Alexander Doll akzeptiert Abgang: Bahn-Finanzchef muss wohl gehen
Nach Vorstandsquerelen stimmt Alexander Doll einem Auflösungsvertrag zu. Die Unruhe in der Chefetage kommt zu einem ungünstigen Zeitpunkt.
Wenn der Aufsichtsrat der Deutschen Bahn kein Veto einlegt, verlässt Finanzvorstand Alexander Doll nach nur eineinhalb Jahren den Konzern. Einen Aufhebungsvertrag hat der frühere Banker bereits unterschrieben. Verkehrsminister Andreas Scheuer (CSU) hatte den Manager dazu gedrängt, nachdem es im Vorstand zu erheblichen Querelen zwischen Doll und Bahnchef Richard Lutz gekommen war.
Auf einer Sondersitzung am kommenden Montag muss der Aufsichtsrat der Vertragsauflösung noch zustimmen. Ob die Gewerkschaftsseite im Kontrollgremium zustimmen wird, erscheint offen. Sie pocht erst einmal auf eine Aufklärung aller Umstände, will aber zugleich endlich Ruhe im Konzern einkehren lassen. Billig wird die Ablösung nicht. Doll kann mit einer Abfindung in Millionenhöhe rechnen.

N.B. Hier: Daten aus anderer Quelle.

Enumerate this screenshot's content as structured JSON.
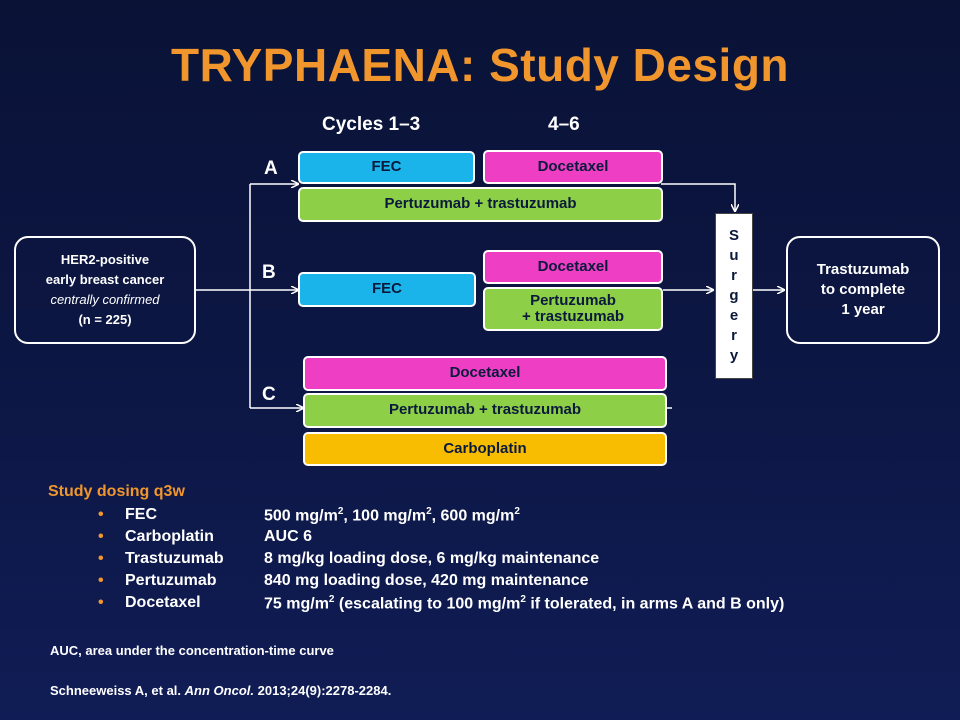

Wer den wichtigen Posten nun übernimmt, wurde am Freitag noch beraten. Wahrscheinlich wird Lutz das Ressort übergangsweise selbst übernehmen. Er war viele Jahre selbst Finanzvorstand und ist mit der Materie bestens vertraut. Für einige Wochen ist auch die Güterverkehrssparte führungslos. Diese Sparte wurde bisher ebenfalls von Doll verantwortet.

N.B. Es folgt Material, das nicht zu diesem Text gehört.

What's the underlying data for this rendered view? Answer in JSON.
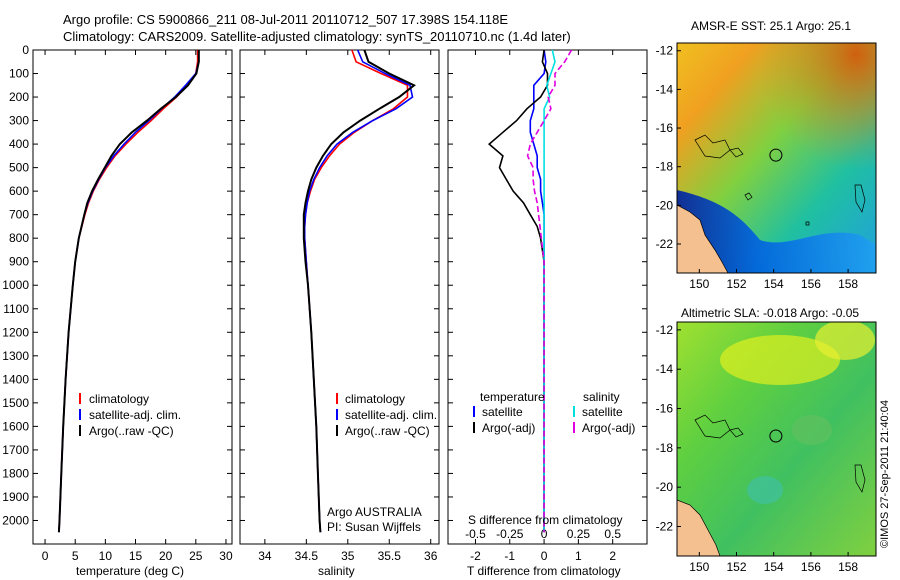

Allerdings hat der Aufsichtsrat kürzlich mit der bisherigen Chefin der Berliner Verkehrsbetriebe, Sigrid Nikutta, schon eine neue Chefin, die das Cargogeschäft bestimmt. Sie tritt das Amt am 1. Januar an. Das Ressort ist das größte Sorgenkind der Bahn, weil hier anhaltend hohe Verluste verzeichnet werden und alle bisherigen Sanierungsversuche ins Leere gingen. Allein in diesem Jahr wird der Güterverkehr wohl bis zu 300 Millionen Euro Verlust einbringen.
Es kursieren verschiedene Versionen der Gründe für das Zerwürfnis zwischen Eigentümer und Manager. Die wahrscheinlichste deutet auf Scheuer als Treiber der Trennung hin. Das Verkehrsministerium hat gleich zwei Motive. Zum einen ärgert sich Scheuer schon lange über die desaströse Entwicklung im Güterverkehr. Zweitens ist es Doll nicht gelungen, die britische Bahntochter Arriva wie geplant zu veräußern. Die Gebote für das Nahverkehrsunternehmen blieben weit unter den erhofften 3 bis 4 Milliarden Euro.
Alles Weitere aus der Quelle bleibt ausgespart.